Internationalisierungsstrategie der Universität Bern
Grenzen überschreiten. Wissen vertiefen. Erkenntnisse gewinnen. Zukunft gestalten.
Ausgangslage
In der Strategie 2030 der Universität Bern ist die Internationalisierung insbesondere als Element der Forschungsexzellenz berücksichtigt. Globale Herausforderungen mit zeitgleich zunehmender Komplexität internationaler Beziehungen machen eine Weiterentwicklung strategischer Zielsetzungen und ihrer Erreichung vonnöten. Gleichermassen müssen sich Studierende und Forschende der Universität Bern im internationalen Umfeld behaupten. Diesen Aspekten trägt die Universität Bern durch eine Internationalisierungsstrategie als Teilstrategie der Strategie 2030 Rechnung.
Strategische Zielsetzung
Vision - dorthin wollen wir
Die UNIBE ist essentieller Teil der globalen Wissensgemeinschaft und eines integrierten europäischen Universitätssystems. Unsere Mitarbeiter:innen und Absolvent:innen sind international gesucht. Die Universität Bern ist als Forschungsinstitution und Arbeitgeberin international attraktiv.
Mission – hierfür stehen wir
Als regional verankerte und international vernetzte Universität stellen wir uns den komplexen Herausforderungen mit nationalen und internationalen Ansätzen. Die Nachwuchsförderung steht im Zentrum der Internationalisierung.
Zugrundeliegendes Wertegerüst
- Die akademische Freiheit und wissenschaftliche Integrität sind unabdingbare Grundvoraussetzungen internationaler Kooperationen.
- Unsere Partnerschaften beruhen auf Fairness.
- Massnahmen erfolgen unter Berücksichtigung der ökologischen Nachhaltigkeit.
- Wir stehen für eine offene akademische Kultur, begegnen aber auch Bedrohungen der Forschungssicherheit. Wir agieren «as open as possible, as closed as necessary».
Strategische Handlungsfelder
Im Rahmen des ersten Zyklus der Internationalisierungsstrategie fokussieren wir auf 4 Handlungsfelder:
- Internationalisierungsprozesse erleichtern
- Internationale Netzwerke stärken
- Internationale Reputation steigern
- Stärkung internationaler Forschung
Internationalisierungsprozesse erleichtern
Sowohl für Angehörige der Universität Bern, die eine Auslandserfahrung suchen als auch für internationale Bewerber, die an unserer Universität interessiert sind, erleichtern wir den Zugang. Die Universität Bern vermittelt ihren Angehörigen Wissen und Kompetenzen, um sie frühzeitig an die internationale Community heranzuführen. Studierende und Mitarbeitende profitieren von hürdenarmer Mobilität auf einem international vernetzten Campus. Wir vermitteln das Wissen für ökologisch verantwortungsvolle Entscheide bei der Mobilität. Als strategisches Querschnittsthema wird Internationalisierung in Forschung, Lehre, Verwaltung sowie den Aktivitäten im Third Space gestärkt und auf allen Ebenen verankert. Die Universität fördert Internationalisierungsbestrebungen, fordert sie aber auch ein.

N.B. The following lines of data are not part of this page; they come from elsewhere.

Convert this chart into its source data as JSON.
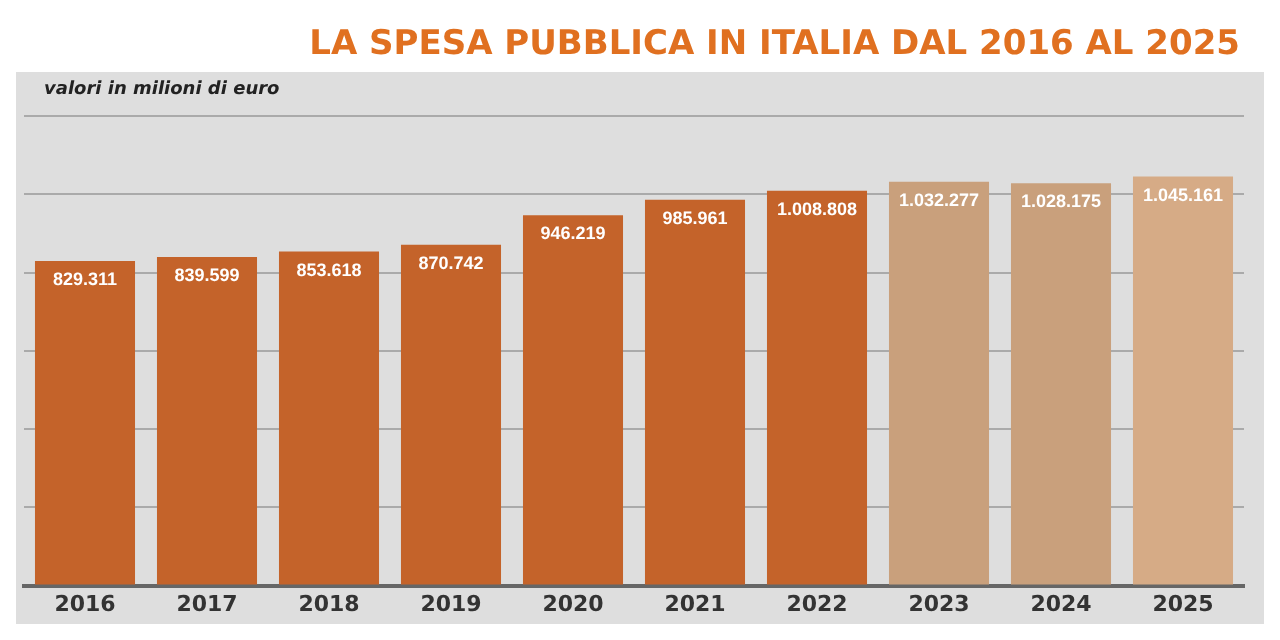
{
  "chart_data": {
    "type": "bar",
    "title": "LA SPESA PUBBLICA IN ITALIA DAL 2016 AL 2025",
    "annotations": [
      "valori in milioni di euro"
    ],
    "categories": [
      "2016",
      "2017",
      "2018",
      "2019",
      "2020",
      "2021",
      "2022",
      "2023",
      "2024",
      "2025"
    ],
    "values": [
      829311,
      839599,
      853618,
      870742,
      946219,
      985961,
      1008808,
      1032277,
      1028175,
      1045161
    ],
    "value_labels": [
      "829.311",
      "839.599",
      "853.618",
      "870.742",
      "946.219",
      "985.961",
      "1.008.808",
      "1.032.277",
      "1.028.175",
      "1.045.161"
    ],
    "colors": [
      "#c4632a",
      "#c4632a",
      "#c4632a",
      "#c4632a",
      "#c4632a",
      "#c4632a",
      "#c4632a",
      "#c9a07c",
      "#c9a07c",
      "#d6ab86"
    ],
    "grid": "y"
  }
}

Internationale Netzwerke stärken
Angesichts der komplexen Situation für Universitäten weltweit bleibt die Vernetzung in europäischen (z.B. die Universitätsallianz ENLIGHT) und globalen Netzwerken für die Universität Bern zentral. Für bestehende Netzwerke etablieren wir Kriterien, die ihre anhaltende Entwicklung sichern. Die Universität Bern bleibt offen für neue internationale Kooperationen. Wir wählen Kooperationspartner aufgrund unserer universitätsweiten strategischen Schwerpunkte aus, ermöglichen aber auch das Wachsen fakultärer Kooperationen.

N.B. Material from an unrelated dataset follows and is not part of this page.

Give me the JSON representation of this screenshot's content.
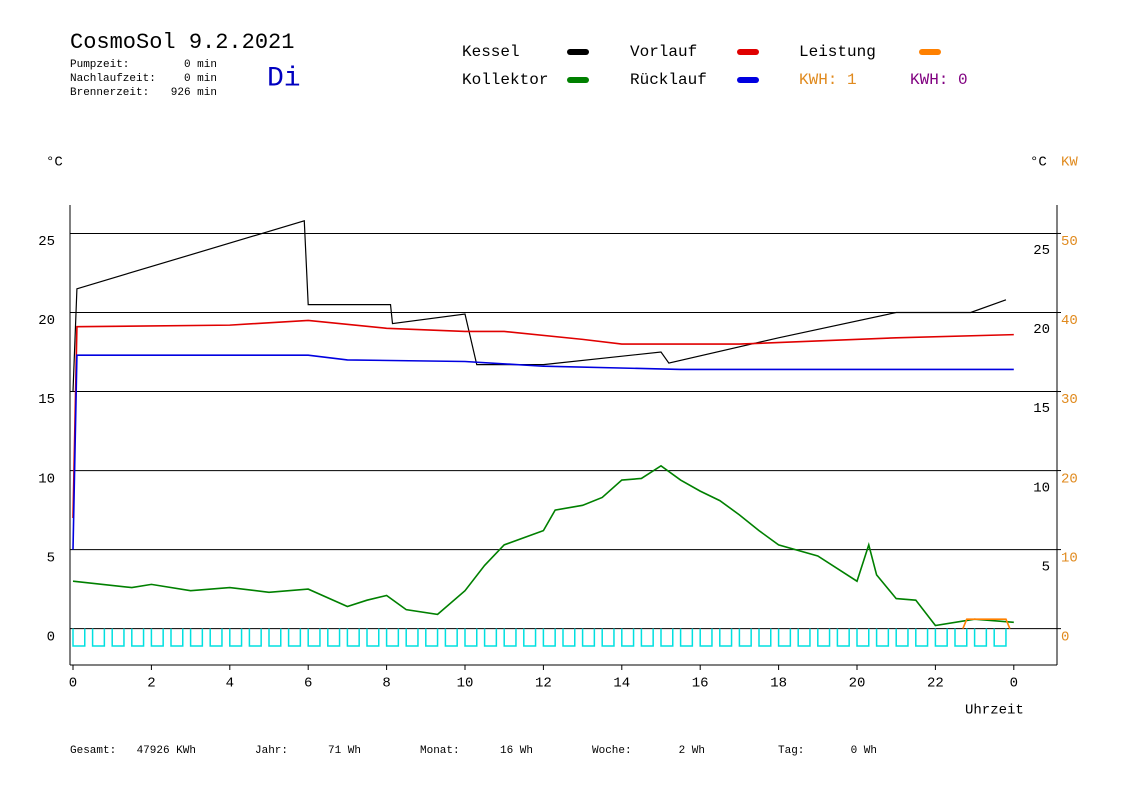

Für bestehende Fokusregionen und Mitgliedschaften in internationalen Netzwerken etablieren wir Kriterien, die die anhaltende Entwicklung der Zusammenarbeit sichern. Andere Fokusregionen können dort entstehen, wo entsprechend der universitätsweiten strategischen Schwerpunkte ein dichtes Netz an Kooperationen wächst.
Internationale Reputation steigern
Die Universität Bern muss ihre Wettbewerbsfähigkeit und Leistungsstärke international bekannt machen. Hierfür wird die internationale Kommunikation weiterentwickelt. Wir stärken zudem die Zusammenarbeit mit etablierten Partnern des Bundes im Bereich der Wissenschaftsdiplomatie (z.B. Swissnex).
Internationale Forschung stärken
Eine Visualisierung der globalen Forschungskooperationen hilft der Universität Bern Schwerpunkte gezielt auszubauen. Die Universität Bern trägt Sorge für die Sicherheit ihrer Mitarbeitenden im Rahmen internationaler Kooperationen.
Massnahmen 2026-2027
Für die erste Phase wurden Massnahmen priorisiert, die bis Ende 2027 umsetzbar sind bzw. einen wesentlichen Fortschritt erzielen können. Folgend der Grundlagen des fit for future Prozesses der Universität Bern zielen die Massnahmen auch auf den Abbau administrativer Doppelspurigkeiten und die Vereinfachung interner Prozesse. Angesichts volatiler Rahmenbedingungen erfolgt eine Re-Evaluation im Sinne einer rollierenden strategischen Planung im Laufe des Jahres 2027.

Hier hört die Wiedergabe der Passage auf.